I've seen other Oculus demos for FPV, but most are terrible: Why? Because "slapping the video onto the display" is not the way to adapt content for the Oculus Rift. If the content you present the player/user is not coordinating with head movement, said user will vomit after 10 minutes of use, not to mention fall into a long VR sickness stint that can last hours. The best VR demos I've seen so far are one where your movement fully interacts and fully coordinates with the VR 3D environment.
My FPV, given the fast motion of a rocket, would need to offer two things: Since the FPV image is not stereoscopic 3D, which is a must, must, must in the Rift, again to prevent motion sickness, I needed a 3D environment within which a large screen would exist. On this screen, the FPV video would be projected. Think of it as a single person movie theater. Now I would also add elements within the VR environment to provide the user a separation between themselves and the FPV feed. This separating environment would then be fully coordinated with head movement just like any properly developed VR app.
The result is so far extremely encouraging. Watch the video below. At first I open with a quick explanation of the app, show a very incomplete use scenario, and by the halfway mark, I show the candy: The VR cockpit plays back some recorded FPV video from the very cruise rocket I intend to fly with this. The result is a comfortable viewing environment that will inherently eliminate all reflections and glare issues, provide maximum distraction free immersion and allow me full authority over the aircraft.

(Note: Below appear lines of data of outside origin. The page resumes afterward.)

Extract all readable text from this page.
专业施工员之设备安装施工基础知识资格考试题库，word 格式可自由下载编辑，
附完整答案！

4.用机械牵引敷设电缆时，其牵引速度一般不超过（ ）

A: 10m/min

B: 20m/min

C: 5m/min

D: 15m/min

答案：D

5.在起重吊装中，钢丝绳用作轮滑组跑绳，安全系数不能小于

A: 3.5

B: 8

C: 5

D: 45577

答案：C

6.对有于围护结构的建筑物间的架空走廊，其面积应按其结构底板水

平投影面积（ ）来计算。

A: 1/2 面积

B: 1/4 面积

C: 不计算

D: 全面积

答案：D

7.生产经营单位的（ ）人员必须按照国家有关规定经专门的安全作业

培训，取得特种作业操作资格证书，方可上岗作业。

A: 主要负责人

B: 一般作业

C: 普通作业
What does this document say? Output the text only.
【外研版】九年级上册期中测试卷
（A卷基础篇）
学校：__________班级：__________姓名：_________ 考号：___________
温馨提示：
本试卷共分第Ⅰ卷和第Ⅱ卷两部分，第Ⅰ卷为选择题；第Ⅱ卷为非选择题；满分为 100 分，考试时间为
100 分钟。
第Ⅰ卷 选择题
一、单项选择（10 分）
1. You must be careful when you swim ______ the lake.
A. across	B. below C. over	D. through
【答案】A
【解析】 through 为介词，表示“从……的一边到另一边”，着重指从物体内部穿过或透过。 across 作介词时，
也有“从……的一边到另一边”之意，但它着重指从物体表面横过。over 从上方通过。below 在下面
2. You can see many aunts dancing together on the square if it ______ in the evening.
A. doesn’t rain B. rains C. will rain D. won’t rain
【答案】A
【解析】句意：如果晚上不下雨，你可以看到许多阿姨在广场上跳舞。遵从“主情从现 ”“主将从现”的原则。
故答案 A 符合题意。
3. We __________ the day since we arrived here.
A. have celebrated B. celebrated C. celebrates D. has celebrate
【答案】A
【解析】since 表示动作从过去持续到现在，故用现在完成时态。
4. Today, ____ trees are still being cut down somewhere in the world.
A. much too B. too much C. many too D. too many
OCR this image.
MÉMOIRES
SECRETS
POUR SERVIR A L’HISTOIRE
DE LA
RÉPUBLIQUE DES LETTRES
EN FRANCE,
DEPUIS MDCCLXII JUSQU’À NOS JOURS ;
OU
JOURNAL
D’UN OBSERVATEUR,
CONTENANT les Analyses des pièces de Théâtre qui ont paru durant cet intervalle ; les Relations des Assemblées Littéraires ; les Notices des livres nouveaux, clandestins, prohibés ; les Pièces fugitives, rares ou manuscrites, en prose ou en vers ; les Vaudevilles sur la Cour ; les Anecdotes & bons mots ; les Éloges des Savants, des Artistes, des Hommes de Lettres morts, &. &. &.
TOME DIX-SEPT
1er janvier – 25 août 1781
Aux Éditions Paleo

Not seeing the controls themselves will not be an issue since I have rehearsed this scenario in actual flying games (War Thunder) and driving simulators (iRacing) and have been surprised by how I simply always have my hands in the right place and press the correct buttons without seeing said controllers.
[video=youtube;LOkYWC8Ks2I]https://www.youtube.com/watch?v=LOkYWC8Ks2I[/video]
The only catch? And I am indeed rehearsing this. I need to look directly at the rocket at liftoff. I keep her straight well that way. I'll hold the rift away from my face, extending the head strap to see the rocket directly at ignition, and as soon as I pass 1s after burnout, I'll slap the Rift on and get to business. All this will be recorded, so I should be able to report the performance here. One thing I know is the laptop's GPU is being stretched to its very upper limits by this. VR requires a card capable of rolling out 120 monoscopic frames per second at 720p ... the very minimum (resulting in 60fps stereoscopic). Any less, and your user gradually feels sick.
Down the line, this is SCREAMING for a 180 degree stereoscopic camera. Then I can allow the VR pilot to "VR-look-left-and-right" and the stereo 3D would go a long way into immersing the pilot ten times more.
If the video comes back with me leaning over a puke bucket, time to re-think the cockpit or get a better GPU. I'm able to spend 4 hours straight in iRacing - I'm not too worried, but who knows.